La gestion de crise a-t-elle un rapport avec la Gouvernance ?

La gestion de crise implique de savoir réguler les conflits mais le plus important pour un bon gestionnaire de crise est :

  • de les éviter,
  • de choisir sa ligne de front car il ne faut pas non plus éviter le conflit pour ne par régler la situation qui reviendra en « boomerang« .

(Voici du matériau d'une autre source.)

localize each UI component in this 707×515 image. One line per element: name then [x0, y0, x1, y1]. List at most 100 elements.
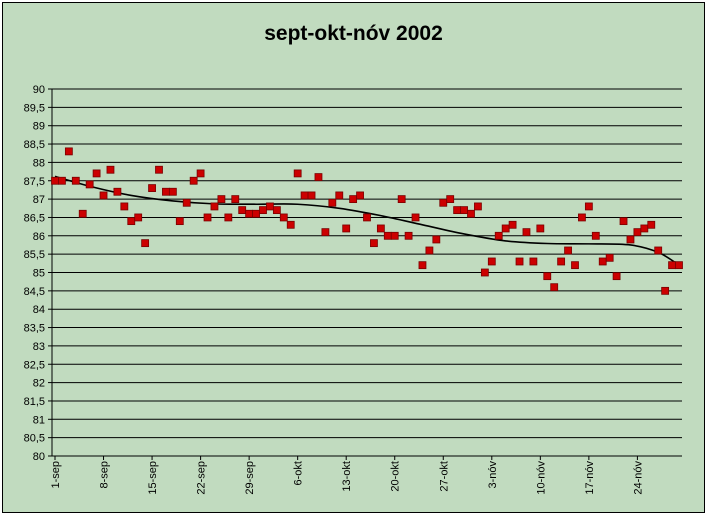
data-point — [578, 213, 586, 222]
x-tick-label: 8-sep — [99, 461, 111, 489]
data-point — [259, 206, 267, 215]
data-point — [363, 213, 371, 222]
data-point — [661, 286, 670, 295]
data-point — [51, 176, 59, 185]
data-point — [370, 239, 378, 248]
y-tick-label: 88,5 — [24, 139, 45, 151]
data-point — [300, 191, 309, 200]
x-tick-label: 3-nóv — [487, 461, 499, 489]
data-point — [460, 206, 468, 215]
y-tick-label: 86,5 — [24, 212, 45, 224]
y-tick-label: 89,5 — [24, 102, 45, 114]
y-tick-label: 81 — [33, 414, 45, 426]
data-point — [162, 187, 170, 196]
data-point — [501, 224, 510, 233]
y-tick-label: 80,5 — [24, 433, 45, 445]
trendline — [54, 175, 680, 266]
data-point — [605, 253, 614, 262]
data-point — [591, 231, 600, 240]
data-point — [99, 191, 108, 200]
data-point — [550, 283, 559, 292]
data-point — [446, 195, 455, 204]
data-point — [522, 228, 531, 237]
data-point — [480, 268, 489, 277]
y-tick-label: 83 — [33, 341, 45, 353]
y-tick-label: 82,5 — [24, 359, 45, 371]
data-points — [51, 147, 683, 295]
data-point — [598, 257, 607, 266]
data-point — [487, 257, 496, 266]
data-point — [64, 147, 73, 156]
data-point — [231, 195, 240, 204]
data-point — [536, 224, 545, 233]
data-point — [584, 202, 593, 211]
data-point — [203, 213, 212, 222]
data-point — [557, 257, 566, 266]
data-point — [529, 257, 538, 266]
data-point — [175, 217, 184, 226]
axes — [48, 88, 682, 460]
data-point — [467, 209, 475, 218]
data-point — [342, 224, 351, 233]
data-point — [279, 213, 288, 222]
data-point — [619, 217, 628, 226]
data-point — [668, 261, 676, 270]
data-point — [168, 187, 177, 196]
data-point — [155, 165, 163, 174]
y-tick-label: 89 — [33, 121, 45, 133]
data-point — [127, 217, 136, 226]
data-point — [640, 224, 649, 233]
data-point — [425, 246, 434, 255]
data-point — [356, 191, 364, 200]
y-tick-label: 90 — [33, 84, 45, 96]
data-point — [432, 235, 441, 244]
y-tick-label: 87,5 — [24, 176, 45, 188]
data-point — [58, 176, 66, 185]
x-tick-label: 10-nóv — [535, 461, 547, 495]
trendline-curve — [54, 175, 680, 266]
data-point — [654, 246, 663, 255]
x-tick-label: 13-okt — [341, 461, 353, 492]
data-point — [494, 231, 503, 240]
data-point — [266, 202, 274, 211]
y-tick-label: 88 — [33, 157, 45, 169]
gridlines — [52, 88, 682, 457]
y-tick-label: 84 — [33, 304, 45, 316]
y-tick-label: 83,5 — [24, 323, 45, 335]
y-tick-label: 85 — [33, 268, 45, 280]
data-point — [71, 176, 80, 185]
y-tick-label: 82 — [33, 378, 45, 390]
data-point — [647, 220, 656, 229]
data-point — [272, 206, 281, 215]
data-point — [238, 206, 247, 215]
y-tick-label: 84,5 — [24, 286, 45, 298]
data-point — [321, 228, 330, 237]
data-point — [92, 169, 101, 178]
data-point — [134, 213, 143, 222]
data-point — [612, 272, 621, 281]
x-tick-label: 1-sep — [50, 461, 62, 489]
data-point — [210, 202, 219, 211]
data-point — [571, 261, 579, 270]
data-point — [626, 235, 635, 244]
data-point — [390, 231, 399, 240]
data-point — [189, 176, 198, 185]
data-point — [106, 165, 115, 174]
data-point — [217, 195, 226, 204]
y-tick-label: 81,5 — [24, 396, 45, 408]
chart-title: sept-okt-nóv 2002 — [264, 22, 443, 45]
data-point — [141, 239, 150, 248]
x-tick-label: 6-okt — [293, 461, 305, 485]
data-point — [411, 213, 420, 222]
data-point — [453, 206, 462, 215]
data-point — [328, 198, 337, 207]
data-point — [383, 231, 392, 240]
x-tick-labels: 1-sep 8-sep 15-sep 22-sep 29-sep 6-okt 13-okt 2… — [50, 461, 644, 495]
x-tick-label: 27-okt — [438, 461, 450, 492]
data-point — [515, 257, 524, 266]
x-tick-label: 15-sep — [147, 461, 159, 495]
x-tick-label: 22-sep — [196, 461, 208, 495]
data-point — [286, 220, 295, 229]
data-point — [224, 213, 233, 222]
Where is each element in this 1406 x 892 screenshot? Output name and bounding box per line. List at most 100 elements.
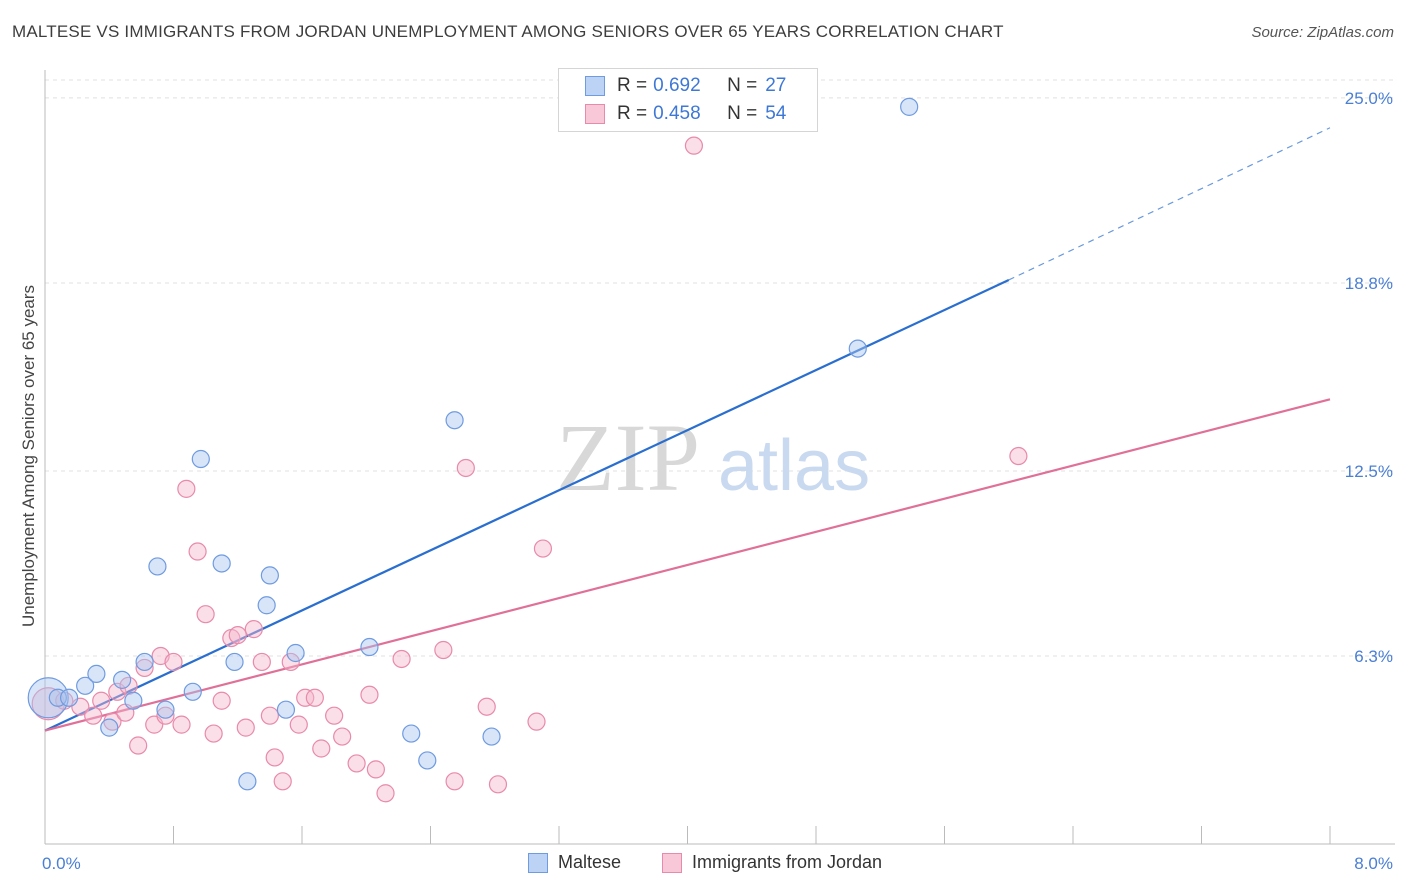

Toute entreprise a un jour à gérer un conflit ou un contentieux au sein de son effectif. Les conditions de la confiance, élément clé des relations humaines, s’acquièrent avec la gouvernance. En cas de défaillance, la situation s’enlise et la crise se profile

Les conflits, et les contentieux qui peuvent en résulter, constituent un poste budgétaire de plus en plus important pour les entreprises. Un licenciement peut altérer les résultats financiers d’une société ; des relations commerciales tendues empêcher la création de valeurs. Les situations de conflit instillent par ailleurs un climat de défiance entre les salariés pouvant compromettre les performances sur le long terme.

La clé de la confiance

Or, les conditions de la confiance, élément clé des relations humaines, s’acquièrent avec la gouvernance. Si celle-ci est défaillante, la situation s’enlise et la crise se profile.
La décision de promouvoir une personne est intrinsèquement positive. Mais si cette décision se fonde sur des critères mal compris, elle risque de provoquer des réactions hostiles. A l’inverse, la sanction est considérée comme négative. Elle implique pourtant de la part de celui qui la prononce un grand sens des responsabilités. Justesse et sens de la mesure, jusque dans la sanction, participent de la bonne gouvernance. En cas d’échec, de défaillance, la gouvernance nourrit le conflit alors que sa mission est de prévenir et, le cas échéant, traiter efficacement les différents conflits. Un conflit mal régulé dégénère en une crise de plus ou moins grande envergure.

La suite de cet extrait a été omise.